The elected leader of the Indiana section of the ARRL — section manager Joseph Lawrence, K9RFZ — has asked Indiana hams involved in the message-handling arm of ARRL (the National Traffic System, NTS) to support the League’s emergency response arm (the Amateur Radio Emergency Service, ARES) during the SET by transferring messages in a format that’s different from that normally used by the NTS. Specifically, Lawrence wants participants to use the Incident Command System General Message Form ICS-213, which is commonly used by the emergency response agencies that ham radio operators would assist during a real emergency.
Form ICS‑213 is used by incident personnel and dispatchers to record incoming messages that cannot be orally transmitted with accuracy to the intended recipients, according to the outline of one of the Federal Emergency Management Agency’s online independent study courses (IS-201, “Forms Used for the Development of the Incident Action Plan”). The ICS-213 is also used by incident command posts and other incident personnel to transmit messages (e.g., resource orders, incident name changes, other ICS coordination issues, etc.) to the incident communications center for transmission via radio or telephone to the addressees. The form is used to send any message or notification to incident personnel who require hard‑copy delivery.

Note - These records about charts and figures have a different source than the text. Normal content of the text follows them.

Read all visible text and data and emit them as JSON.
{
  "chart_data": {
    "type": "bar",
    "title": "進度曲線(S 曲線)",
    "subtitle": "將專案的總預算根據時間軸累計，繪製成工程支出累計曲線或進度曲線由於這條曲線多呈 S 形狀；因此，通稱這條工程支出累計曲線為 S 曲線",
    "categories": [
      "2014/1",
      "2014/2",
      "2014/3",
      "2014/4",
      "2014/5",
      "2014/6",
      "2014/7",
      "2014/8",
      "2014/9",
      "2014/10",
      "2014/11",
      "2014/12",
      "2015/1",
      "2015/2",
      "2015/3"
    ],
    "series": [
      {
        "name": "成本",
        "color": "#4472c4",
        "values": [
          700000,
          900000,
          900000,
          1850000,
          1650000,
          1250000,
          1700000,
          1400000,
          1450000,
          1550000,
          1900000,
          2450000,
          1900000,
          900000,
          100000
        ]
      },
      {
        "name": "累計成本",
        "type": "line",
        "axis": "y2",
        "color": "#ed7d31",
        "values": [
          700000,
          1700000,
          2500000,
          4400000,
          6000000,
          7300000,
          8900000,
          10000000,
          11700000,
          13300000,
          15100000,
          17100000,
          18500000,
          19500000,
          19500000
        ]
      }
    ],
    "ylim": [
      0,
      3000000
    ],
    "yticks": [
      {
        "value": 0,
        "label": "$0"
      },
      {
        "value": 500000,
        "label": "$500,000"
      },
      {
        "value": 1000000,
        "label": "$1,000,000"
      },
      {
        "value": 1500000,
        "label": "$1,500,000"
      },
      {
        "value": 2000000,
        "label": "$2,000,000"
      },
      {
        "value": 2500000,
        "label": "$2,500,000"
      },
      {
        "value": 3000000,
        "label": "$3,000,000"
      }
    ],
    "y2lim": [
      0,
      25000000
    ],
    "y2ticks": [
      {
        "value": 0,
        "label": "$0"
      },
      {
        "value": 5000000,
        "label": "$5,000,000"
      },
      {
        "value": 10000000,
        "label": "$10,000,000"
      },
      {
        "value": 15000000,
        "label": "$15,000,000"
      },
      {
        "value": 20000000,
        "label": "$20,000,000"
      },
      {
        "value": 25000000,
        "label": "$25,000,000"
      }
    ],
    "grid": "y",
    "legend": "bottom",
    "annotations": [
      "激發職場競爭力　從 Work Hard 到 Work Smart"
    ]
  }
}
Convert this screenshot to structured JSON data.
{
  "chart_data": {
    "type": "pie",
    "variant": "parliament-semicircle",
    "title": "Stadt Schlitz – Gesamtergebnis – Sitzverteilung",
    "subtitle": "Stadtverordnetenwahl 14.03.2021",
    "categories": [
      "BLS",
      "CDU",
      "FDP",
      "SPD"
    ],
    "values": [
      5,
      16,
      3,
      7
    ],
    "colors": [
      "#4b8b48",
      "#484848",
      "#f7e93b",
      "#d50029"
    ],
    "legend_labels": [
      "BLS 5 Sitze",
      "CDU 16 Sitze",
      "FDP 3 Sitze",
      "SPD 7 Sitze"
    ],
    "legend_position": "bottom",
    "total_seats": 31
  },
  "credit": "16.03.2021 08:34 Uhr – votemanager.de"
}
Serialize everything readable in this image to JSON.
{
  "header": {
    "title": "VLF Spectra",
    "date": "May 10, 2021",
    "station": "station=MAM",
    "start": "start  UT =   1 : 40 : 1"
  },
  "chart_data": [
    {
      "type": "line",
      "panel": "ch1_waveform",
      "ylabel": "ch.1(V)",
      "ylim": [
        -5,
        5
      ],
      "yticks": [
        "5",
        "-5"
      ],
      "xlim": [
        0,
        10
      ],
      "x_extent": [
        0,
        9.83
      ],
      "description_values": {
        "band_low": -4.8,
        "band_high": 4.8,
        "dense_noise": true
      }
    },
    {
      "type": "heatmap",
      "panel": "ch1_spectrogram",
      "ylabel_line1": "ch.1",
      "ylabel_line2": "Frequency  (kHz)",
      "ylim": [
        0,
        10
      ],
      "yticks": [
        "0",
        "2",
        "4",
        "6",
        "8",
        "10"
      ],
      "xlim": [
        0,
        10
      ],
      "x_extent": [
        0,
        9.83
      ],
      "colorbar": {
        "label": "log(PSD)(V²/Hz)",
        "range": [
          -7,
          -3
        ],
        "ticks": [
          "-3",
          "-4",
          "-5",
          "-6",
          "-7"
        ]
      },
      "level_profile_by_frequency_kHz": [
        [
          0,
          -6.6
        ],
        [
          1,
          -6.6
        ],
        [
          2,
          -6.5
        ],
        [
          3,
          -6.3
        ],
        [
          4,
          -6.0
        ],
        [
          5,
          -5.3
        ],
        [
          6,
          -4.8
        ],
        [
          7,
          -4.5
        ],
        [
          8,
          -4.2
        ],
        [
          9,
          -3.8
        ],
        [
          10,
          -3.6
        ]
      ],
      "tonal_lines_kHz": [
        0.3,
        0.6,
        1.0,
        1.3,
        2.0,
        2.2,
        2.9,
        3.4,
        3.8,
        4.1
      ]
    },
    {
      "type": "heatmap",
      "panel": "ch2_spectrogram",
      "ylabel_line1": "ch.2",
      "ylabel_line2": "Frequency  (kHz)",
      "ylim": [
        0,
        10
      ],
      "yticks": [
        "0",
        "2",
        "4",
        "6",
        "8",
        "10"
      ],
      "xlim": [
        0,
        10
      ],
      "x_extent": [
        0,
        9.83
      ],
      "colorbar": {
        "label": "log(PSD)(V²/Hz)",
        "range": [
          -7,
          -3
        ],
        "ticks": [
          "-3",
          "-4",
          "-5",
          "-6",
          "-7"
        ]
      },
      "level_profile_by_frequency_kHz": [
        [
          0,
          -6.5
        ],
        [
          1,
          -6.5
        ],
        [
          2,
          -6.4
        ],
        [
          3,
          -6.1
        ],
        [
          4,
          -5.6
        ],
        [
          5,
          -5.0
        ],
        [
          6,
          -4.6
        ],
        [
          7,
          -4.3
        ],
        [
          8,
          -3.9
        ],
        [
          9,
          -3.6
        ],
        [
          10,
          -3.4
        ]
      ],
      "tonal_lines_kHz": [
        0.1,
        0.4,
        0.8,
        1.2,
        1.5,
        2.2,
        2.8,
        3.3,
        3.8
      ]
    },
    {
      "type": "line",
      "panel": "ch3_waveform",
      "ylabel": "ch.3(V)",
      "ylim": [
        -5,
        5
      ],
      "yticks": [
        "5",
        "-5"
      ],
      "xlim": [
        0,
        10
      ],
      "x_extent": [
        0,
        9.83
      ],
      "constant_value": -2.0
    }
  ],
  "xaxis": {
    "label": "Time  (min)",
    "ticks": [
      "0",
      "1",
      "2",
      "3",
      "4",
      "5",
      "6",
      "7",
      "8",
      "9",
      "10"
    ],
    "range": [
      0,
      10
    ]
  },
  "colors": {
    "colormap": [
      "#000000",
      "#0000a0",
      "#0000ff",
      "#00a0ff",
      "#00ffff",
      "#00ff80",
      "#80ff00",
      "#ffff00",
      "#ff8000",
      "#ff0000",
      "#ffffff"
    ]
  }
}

Because ARES commonly interfaces directly with agencies whose staff members are trained to use form ICS-213, many ARES members have developed skill at transmitting and receiving via radio the contents of such forms. Generally speaking, members of NTS have significantly less experience in doing so, but considerable experience in a different message form, the ARRL “radiogram.”
Lawrence’s request that SET participants — including Indiana members of NTS — plan to send and receive messages in the format commonly used by served agencies (Form ICS-213) caused considerable consternation and debate on email discussion groups, particularly a Yahoo group used by Indiana ARES members. Some NTS participants seem to believe that any and all messages that flow through an NTS net — even messages that stay within a section-level net — must be in ARRL radiogram form and that there is no place for form ICS-213 in an NTS net, unless the contents of the form ICS-213 are encapsulated in an ARRL radiogram.
Which leads me (finally) to the point of this article: For the sake of the upcoming SET, the above concerns don’t matter.
As its name implies, an SET is a simulation. Like any other simulation, it provides an excellent opportunity to experiment with new techniques, procedures, etc. Some such experiments might fail, but it’s only a simulation, so it’s a safe time to fail. After a simulation ends, participants can discuss what happened during the simulation, what worked, what didn’t and how operations can improve.
I encourage all Indiana hams, therefore, to participate in the upcoming SET and to use it as an opportunity to experiment with different methods and procedures for handling messages in ICS-213 format.
Try encapsulating one in a radiogram. Try sending one without making it into a radiogram. Try sending them on different modes (including voice and digital).
In short, experiment!
It’s only a simulation, so the worst that can happen is that we all learn something.